NO AL NUCLEARE - IL VOLANTINO
IL VOLANTINO
NO AL NUCLEARE
26/1/2010; scritto da Andrea Lucchetti
Dopo la tragedia di Chernobyl, nel 1987 con un referendum abbiamo detto NO al nucleare, ora il governo vuole cancellare questa nostra scelta e ha deciso di REINTRODURRE il nucleare.
Significa che l’Italia sarà per almeno altri 50 anni sotto il rischio di radiazioni e di scoppi nucleari; a prescindere da dove le centrali saranno costruite, questo è un problema per tutti noi italiani perché i fumi e le radiazioni invadono cielo e terra, inoltre con il vento arrivano fino a migliaia di chilometri di distanza rendendo l’aria malsana, i terreni delle nostre campagne inquinati e l’acqua non potabile.
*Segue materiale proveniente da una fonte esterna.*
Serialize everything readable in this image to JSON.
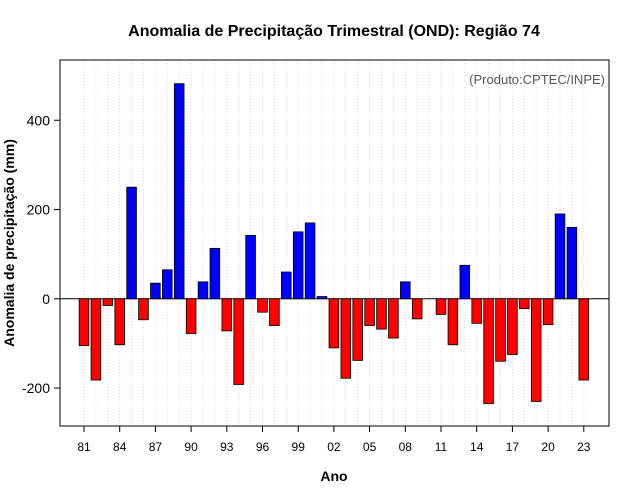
{
  "chart_data": {
    "type": "bar",
    "title": "Anomalia de Precipitação Trimestral (OND): Região 74",
    "xlabel": "Ano",
    "ylabel": "Anomalia de precipitação (mm)",
    "annotation": "(Produto:CPTEC/INPE)",
    "ylim": [
      -285,
      535
    ],
    "yticks": [
      -200,
      0,
      200,
      400
    ],
    "xtick_labels": [
      "81",
      "84",
      "87",
      "90",
      "93",
      "96",
      "99",
      "02",
      "05",
      "08",
      "11",
      "14",
      "17",
      "20",
      "23"
    ],
    "grid": "vertical dotted lines per year",
    "colors": {
      "positive": "#0000ff",
      "negative": "#ff0000"
    },
    "categories": [
      "1981",
      "1982",
      "1983",
      "1984",
      "1985",
      "1986",
      "1987",
      "1988",
      "1989",
      "1990",
      "1991",
      "1992",
      "1993",
      "1994",
      "1995",
      "1996",
      "1997",
      "1998",
      "1999",
      "2000",
      "2001",
      "2002",
      "2003",
      "2004",
      "2005",
      "2006",
      "2007",
      "2008",
      "2009",
      "2010",
      "2011",
      "2012",
      "2013",
      "2014",
      "2015",
      "2016",
      "2017",
      "2018",
      "2019",
      "2020",
      "2021",
      "2022",
      "2023"
    ],
    "values": [
      -105,
      -182,
      -15,
      -103,
      250,
      -47,
      35,
      65,
      482,
      -78,
      38,
      113,
      -72,
      -192,
      142,
      -30,
      -60,
      60,
      150,
      170,
      5,
      -110,
      -178,
      -138,
      -60,
      -68,
      -88,
      38,
      -45,
      0,
      -35,
      -103,
      75,
      -55,
      -235,
      -140,
      -125,
      -22,
      -230,
      -58,
      190,
      160,
      -182
    ]
  }
}
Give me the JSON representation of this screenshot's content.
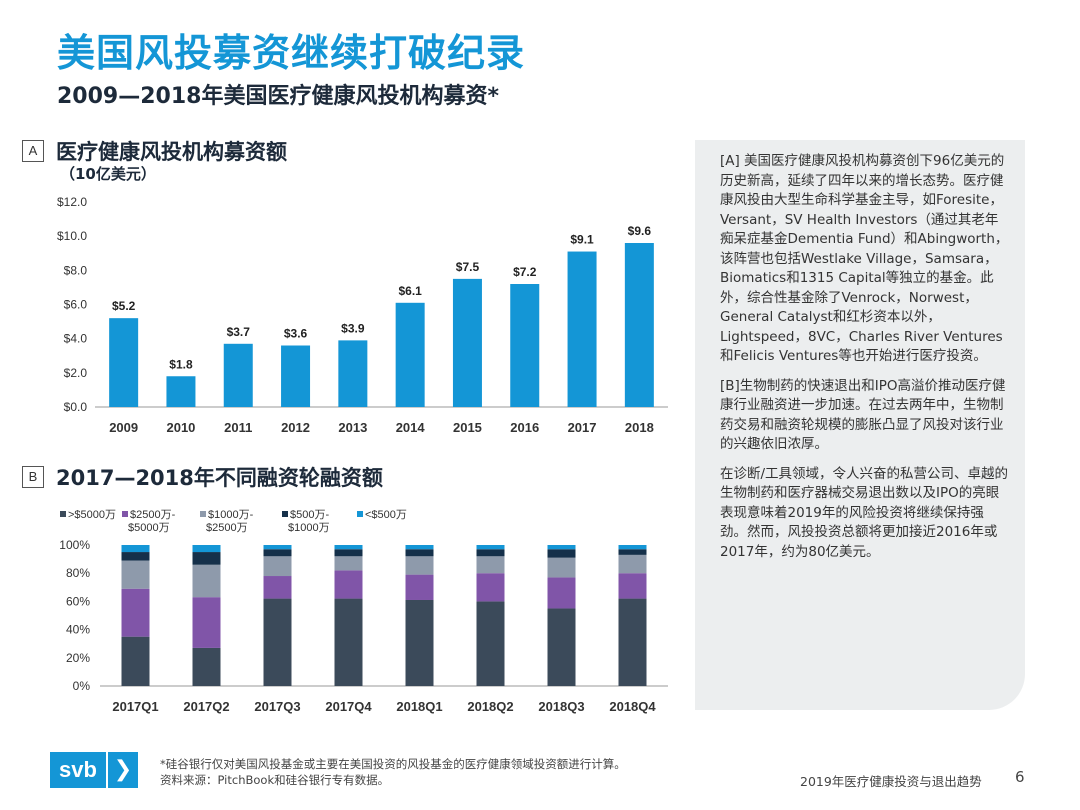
{
  "header": {
    "title": "美国风投募资继续打破纪录",
    "subtitle": "2009—2018年美国医疗健康风投机构募资*"
  },
  "section_a": {
    "letter": "A",
    "title": "医疗健康风投机构募资额",
    "unit": "（10亿美元）"
  },
  "section_b": {
    "letter": "B",
    "title": "2017—2018年不同融资轮融资额"
  },
  "chart_data": [
    {
      "type": "bar",
      "title": "医疗健康风投机构募资额",
      "ylabel": "（10亿美元）",
      "categories": [
        "2009",
        "2010",
        "2011",
        "2012",
        "2013",
        "2014",
        "2015",
        "2016",
        "2017",
        "2018"
      ],
      "values": [
        5.2,
        1.8,
        3.7,
        3.6,
        3.9,
        6.1,
        7.5,
        7.2,
        9.1,
        9.6
      ],
      "value_labels": [
        "$5.2",
        "$1.8",
        "$3.7",
        "$3.6",
        "$3.9",
        "$6.1",
        "$7.5",
        "$7.2",
        "$9.1",
        "$9.6"
      ],
      "ylim": [
        0,
        12
      ],
      "yticks": [
        0,
        2,
        4,
        6,
        8,
        10,
        12
      ],
      "ytick_labels": [
        "$0.0",
        "$2.0",
        "$4.0",
        "$6.0",
        "$8.0",
        "$10.0",
        "$12.0"
      ],
      "color": "#1496d6",
      "grid": false
    },
    {
      "type": "bar",
      "stacked": true,
      "title": "2017—2018年不同融资轮融资额",
      "categories": [
        "2017Q1",
        "2017Q2",
        "2017Q3",
        "2017Q4",
        "2018Q1",
        "2018Q2",
        "2018Q3",
        "2018Q4"
      ],
      "ylim": [
        0,
        100
      ],
      "yticks": [
        0,
        20,
        40,
        60,
        80,
        100
      ],
      "ytick_labels": [
        "0%",
        "20%",
        "40%",
        "60%",
        "80%",
        "100%"
      ],
      "legend_position": "top",
      "series": [
        {
          "name": ">$5000万",
          "color": "#3b4a5a",
          "values": [
            35,
            27,
            62,
            62,
            61,
            60,
            55,
            62
          ]
        },
        {
          "name": "$2500万-$5000万",
          "color": "#8055a8",
          "values": [
            34,
            36,
            16,
            20,
            18,
            20,
            22,
            18
          ]
        },
        {
          "name": "$1000万-$2500万",
          "color": "#8e9aab",
          "values": [
            20,
            23,
            14,
            10,
            13,
            12,
            14,
            13
          ]
        },
        {
          "name": "$500万-$1000万",
          "color": "#15304a",
          "values": [
            6,
            9,
            5,
            5,
            5,
            5,
            6,
            4
          ]
        },
        {
          "name": "<$500万",
          "color": "#1496d6",
          "values": [
            5,
            5,
            3,
            3,
            3,
            3,
            3,
            3
          ]
        }
      ]
    }
  ],
  "side_panel": {
    "p1": "[A] 美国医疗健康风投机构募资创下96亿美元的历史新高，延续了四年以来的增长态势。医疗健康风投由大型生命科学基金主导，如Foresite，Versant，SV Health Investors（通过其老年痴呆症基金Dementia Fund）和Abingworth，该阵营也包括Westlake Village，Samsara，Biomatics和1315 Capital等独立的基金。此外，综合性基金除了Venrock，Norwest，General Catalyst和红杉资本以外，Lightspeed，8VC，Charles River Ventures和Felicis Ventures等也开始进行医疗投资。",
    "p2": "[B]生物制药的快速退出和IPO高溢价推动医疗健康行业融资进一步加速。在过去两年中，生物制药交易和融资轮规模的膨胀凸显了风投对该行业的兴趣依旧浓厚。",
    "p3": "在诊断/工具领域，令人兴奋的私营公司、卓越的生物制药和医疗器械交易退出数以及IPO的亮眼表现意味着2019年的风险投资将继续保持强劲。然而，风投投资总额将更加接近2016年或2017年，约为80亿美元。"
  },
  "footer": {
    "logo_text": "svb",
    "logo_icon": "chevron-right-icon",
    "note1": "*硅谷银行仅对美国风投基金或主要在美国投资的风投基金的医疗健康领域投资额进行计算。",
    "note2": "资料来源：PitchBook和硅谷银行专有数据。",
    "report_title": "2019年医疗健康投资与退出趋势",
    "page": "6"
  }
}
Il nucleare ha costi spaventosi: il costo dell’intera operazione dovrebbe aggirarsi intorno ai 20 MILIARDI DI EURO! Ogni centrale necessita di 10 anni per essere costruita e per produrre il nucleare si ha bisogno di un elemento chimico: l’URANIO, il mondo finirà le scorte di uranio entro il 2040 circa e l’Italia non avrà neanche il tempo di guadagnare dall’affare
Oltre alla costruzione degli impianti, si aggiungono:
- i costi per l’estrazione di Uranio dalle miniere in Canada, Australia, Kazakhstan, Nigeria e per raffinarlo;
- i costi energetici per “arricchire” l’uranio e per fabbricare gli elementi di combustibile;
- il costo della manutenzione delle centrali;
- il costo per l’eliminazione delle scorie e dell’Uranio impoverito;
- il costo per lo smantellamento degli impianti e il confinamento definitivo dei detriti radioattivi;
- il costo ulteriore della sicurezza, con ingenti presidi militari e presenza di forze armate.

Ci dicono che il nucleare non inquina ma è una grande bugia.
Se si considera solo il processo in atto in una centrale l’emissione di CO2 è realmente più basso di altri sistemi ma esso è un dato relativo perché in realtà i fattori inquinanti sono molteplici: l’estrazione di uranio che comporta dei costi energetici elevati soprattutto nel momento in cui l’uranio ad alta concentrazione finirà,le scorie, le radiazioni, la distruzione del territorio adibito alle centrali e l’uso massiccio di acqua per raffreddare gli elementi di combustibile.
Lo stato sovvenzionerà l’impresa togliendo soldi a tanti altri ambiti pubblici e in particolare impedirebbe lo sviluppo di fonti energetiche rinnovabili da vento, sole, acqua e terra, che costano meno e non inquinano.
Ci sono interessi commerciali giganteschi sul nucleare ma riguardano l’industria nucleare e quella delle armi (con l’uranio arricchito si possono costruire le bombe atomiche e con quello impoverito i proiettili che hanno prodotto la cosiddetta “sindrome della guerra del Golfo”).
NON CI SONO VANTAGGI PER NOI CITTADINI.
500.000 MORTI, migliaia di persone e bambini malati di leucemia e tumori nell’est-Europa, una moltitudine di malformazioni e gravi malattie insorte negli anni; il nostro nord d’Italia ha avuto un boom di tumori al colon-retto dal 2000, considerando che tale tumore scaturisce 15 anni dopo l’ingestione del Cesio 137 (uno dei materiali radioattivi fuoriusciti da Chernobyl) pare evidente la connessione con lo scoppio Nucleare.